El had heard terrible stories about people who’d made the same mistake, but for no reason at all assumed he’d be one of the lucky ones, come out on top, pay back the loan, and drive off into the sunset.
What the fuck was wrong with him?
He wasn’t some criminal mastermind. Even now, out of all the places he could have fled to, he’d chosen his home.
A place that had nothing in terms of defences.
It was just this old cabin with dirty siding, broken shutters, and ceilings that often creaked at night, as if the ghosts of the previous residents enjoyed watching him sleep. Before he’d moved in, the owner of the vast fields around it had used it for storage, but after some extensive DIY, El had managed to turn it into a liveable space. Too bad it wouldn’t protect him now.

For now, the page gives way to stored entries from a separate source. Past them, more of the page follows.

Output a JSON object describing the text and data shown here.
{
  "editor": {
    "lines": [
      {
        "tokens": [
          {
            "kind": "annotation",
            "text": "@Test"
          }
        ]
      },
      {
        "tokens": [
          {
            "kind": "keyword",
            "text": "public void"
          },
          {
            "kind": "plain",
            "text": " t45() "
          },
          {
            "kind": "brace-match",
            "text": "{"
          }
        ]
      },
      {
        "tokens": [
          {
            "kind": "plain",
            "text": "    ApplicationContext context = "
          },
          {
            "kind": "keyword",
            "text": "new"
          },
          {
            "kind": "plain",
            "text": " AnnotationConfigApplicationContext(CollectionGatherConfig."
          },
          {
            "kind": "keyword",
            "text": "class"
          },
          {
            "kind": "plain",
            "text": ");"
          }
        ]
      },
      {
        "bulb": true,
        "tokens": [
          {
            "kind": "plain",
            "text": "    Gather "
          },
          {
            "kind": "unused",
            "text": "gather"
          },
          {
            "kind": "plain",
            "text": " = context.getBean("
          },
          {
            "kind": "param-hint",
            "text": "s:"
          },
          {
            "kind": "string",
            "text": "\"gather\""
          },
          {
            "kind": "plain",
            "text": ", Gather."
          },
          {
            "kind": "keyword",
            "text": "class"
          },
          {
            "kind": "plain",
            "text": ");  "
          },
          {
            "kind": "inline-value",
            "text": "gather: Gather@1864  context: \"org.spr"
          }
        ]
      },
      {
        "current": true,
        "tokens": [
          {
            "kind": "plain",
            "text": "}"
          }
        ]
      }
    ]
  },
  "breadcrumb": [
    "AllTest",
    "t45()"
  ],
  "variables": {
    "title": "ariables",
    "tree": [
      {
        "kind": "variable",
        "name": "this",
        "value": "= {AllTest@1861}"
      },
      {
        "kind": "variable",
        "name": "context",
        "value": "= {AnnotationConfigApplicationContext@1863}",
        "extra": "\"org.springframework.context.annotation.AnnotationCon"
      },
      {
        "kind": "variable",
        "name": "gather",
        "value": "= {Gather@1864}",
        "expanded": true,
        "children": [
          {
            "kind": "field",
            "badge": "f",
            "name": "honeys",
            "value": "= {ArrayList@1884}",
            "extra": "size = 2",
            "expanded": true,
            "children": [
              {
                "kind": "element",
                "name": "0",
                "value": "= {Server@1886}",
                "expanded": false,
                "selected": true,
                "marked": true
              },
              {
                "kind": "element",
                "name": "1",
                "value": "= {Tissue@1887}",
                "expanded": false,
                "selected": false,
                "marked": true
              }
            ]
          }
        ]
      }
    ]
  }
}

He should have sped straight to the nearest town. Stopped in front of the police station and revealed the truth about the things he’d done. It might have landed him in prison, but maybe he’d get to live a bit longer, because regardless of his frantic attempts to flee, a part of El knew he was already dead.
Worse yet, he’d be tortured.
He liked to think of himself as a badass who never shied away from a fight, and had some scars to prove it. His whole look, from the red combat boots to the toxic green Mohawk, was a deterrent to anyone who thought they could fuck with him. He had more tats and piercings than a leopard had spots, but in truth, he was just a skinny house cat with sharp claws, and the studs on his leather jacket wouldn’t save him from being skinned alive.
With his mind racing, he jumped out of the car as soon as it stopped and didn’t bother to close the door, making a run for the house.
Bright white light shone straight at him from the approaching truck, which roared as if it were about to ram into the old cabin and raze it to the ground along with El. The scare tactic was working, because keys fell from El’s trembling hands, and he had to frantically pick them up from the wooden porch as the vehicle carrying his pursuers slowed down. Everyone present knew his fate had already been sealed.
Still, he wouldn’t go out without a bang. With blood pulsing in his skull as if it were about to drizzle from his ears, El managed to open his door and burst in. He didn’t own anything worth stealing and therefore never bothered much with security especially with the cabin being so remote, but faced with the men who were after him, the thin door seemed shockingly inadequate.